Photographs courtesy of Nan Melville for Ask Your Mama.
“Ask Your Mama,” a music, film, and spoken-word presentation that debuted at Carnegie Hall this week, is a spirited interpretation of Langston Hughes’s epic poem of the same name. The original text, which Hughes started writing at the 1960 Newport Jazz Festival and completed in 1961, is subtitled “12 Moods for Jazz” and is dedicated to Louis Armstrong, “the greatest horn blower of them all.” In it, Hughes’s words move from high culture to low, from the streets to the rural South, and to the freedom of Niagara Falls. For the “poetically unhep,” Hughes describes the poem’s themes in the back of the book, but even the dullest of cats will find the intensity, hope, and desperation in his words without need of explanation.
Extraordinarily, Hughes’s love for jazz spills out into the margins, where he inked a score to accompany his stanzas, skipping from Hot Jazz to German Leider, Harlem to Rio. When Hughes died, in 1967, the performance on which he had intended to collaborate with the composer Charles Mingus went unfinished.
Five years ago, however, Laura Karpman picked up where Hughes left off.Karpman, who studied under Milton Babbitt at Julliard and has won four Emmys for her film and television work, honors Hughes’s poem without matching it exactly. Her libretto weaves together music from the Orchestra of St. Luke’s and recorded selections from Bo Diddley to Charlie Parker, to Hughes himself, whose voice sneaks in like a ghost from time to time. Vocals from de’Adre Aziza, Tracie Luck, and the renowned soprano Jessye Norman are stunning in their feeling, and spoken word by Black Thought with percussion from ?uestlove (pronounced “Questlove”), of the hip-hop group the Roots, add deep, rumbling gravity. Extra musical elements, from kazoos to whistles, to a wind machine, to stomping in unison—”If you could just please give a stomp for Sojourner Truth and Harriet Tubman,” Karpman begged the musicians during their rehearsal the day before the show—brought the high-tech sampling and high-art voices back to earth.
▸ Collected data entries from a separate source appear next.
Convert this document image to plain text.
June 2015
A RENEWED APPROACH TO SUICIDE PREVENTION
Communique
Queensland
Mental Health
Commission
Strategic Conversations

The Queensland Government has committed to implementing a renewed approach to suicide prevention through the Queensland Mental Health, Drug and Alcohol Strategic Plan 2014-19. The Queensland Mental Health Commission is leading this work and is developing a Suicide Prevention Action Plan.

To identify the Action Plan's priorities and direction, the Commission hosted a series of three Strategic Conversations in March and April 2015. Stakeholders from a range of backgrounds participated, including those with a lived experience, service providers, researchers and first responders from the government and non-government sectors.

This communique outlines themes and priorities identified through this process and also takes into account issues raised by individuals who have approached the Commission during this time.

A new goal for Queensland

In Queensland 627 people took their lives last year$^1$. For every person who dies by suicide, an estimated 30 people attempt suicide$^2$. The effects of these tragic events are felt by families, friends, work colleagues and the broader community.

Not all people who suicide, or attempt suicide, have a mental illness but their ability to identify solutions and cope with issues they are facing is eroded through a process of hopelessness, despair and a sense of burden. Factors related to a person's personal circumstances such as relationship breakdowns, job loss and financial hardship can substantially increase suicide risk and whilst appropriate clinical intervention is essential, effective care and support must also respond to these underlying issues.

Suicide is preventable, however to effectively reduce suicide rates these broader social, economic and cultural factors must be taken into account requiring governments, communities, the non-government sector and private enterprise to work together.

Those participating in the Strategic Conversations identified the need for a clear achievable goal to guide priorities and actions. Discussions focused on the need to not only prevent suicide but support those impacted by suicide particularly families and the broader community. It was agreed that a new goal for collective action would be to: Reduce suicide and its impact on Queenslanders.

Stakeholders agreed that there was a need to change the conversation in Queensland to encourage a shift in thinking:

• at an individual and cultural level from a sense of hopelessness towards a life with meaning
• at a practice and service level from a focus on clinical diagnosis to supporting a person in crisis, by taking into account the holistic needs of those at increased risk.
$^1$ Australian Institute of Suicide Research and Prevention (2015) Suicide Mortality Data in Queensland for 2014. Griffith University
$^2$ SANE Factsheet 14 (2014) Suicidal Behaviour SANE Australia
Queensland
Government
The performance is haunting, fevered, restrained, and super-lush in turns, but always impressive. Karpman says, “The artists, with whom I have had the most inspiring collaborations, have lent their brains and hearts and awesome musicianship to this project. Jessye Norman is equal part shocking and sublime. ?uestlove is without question the most remarkable drummer I have ever worked with. Black Thought makes Langston come alive with rhyme and delivery that transports the poetry from 1961 to 2009. A real surprise for me has been de’Adre Aziza, who is able to evoke the many voices and characters of ‘Ask Your Mama.’ Tracie Luck brought warmth and tremendous resonance through her majestic voice. George Manahan, the Orchestra of St. Luke’s, Rico Gatson, Kate Howard, and Annie Dorsen all inspired me and brought so much to the work.”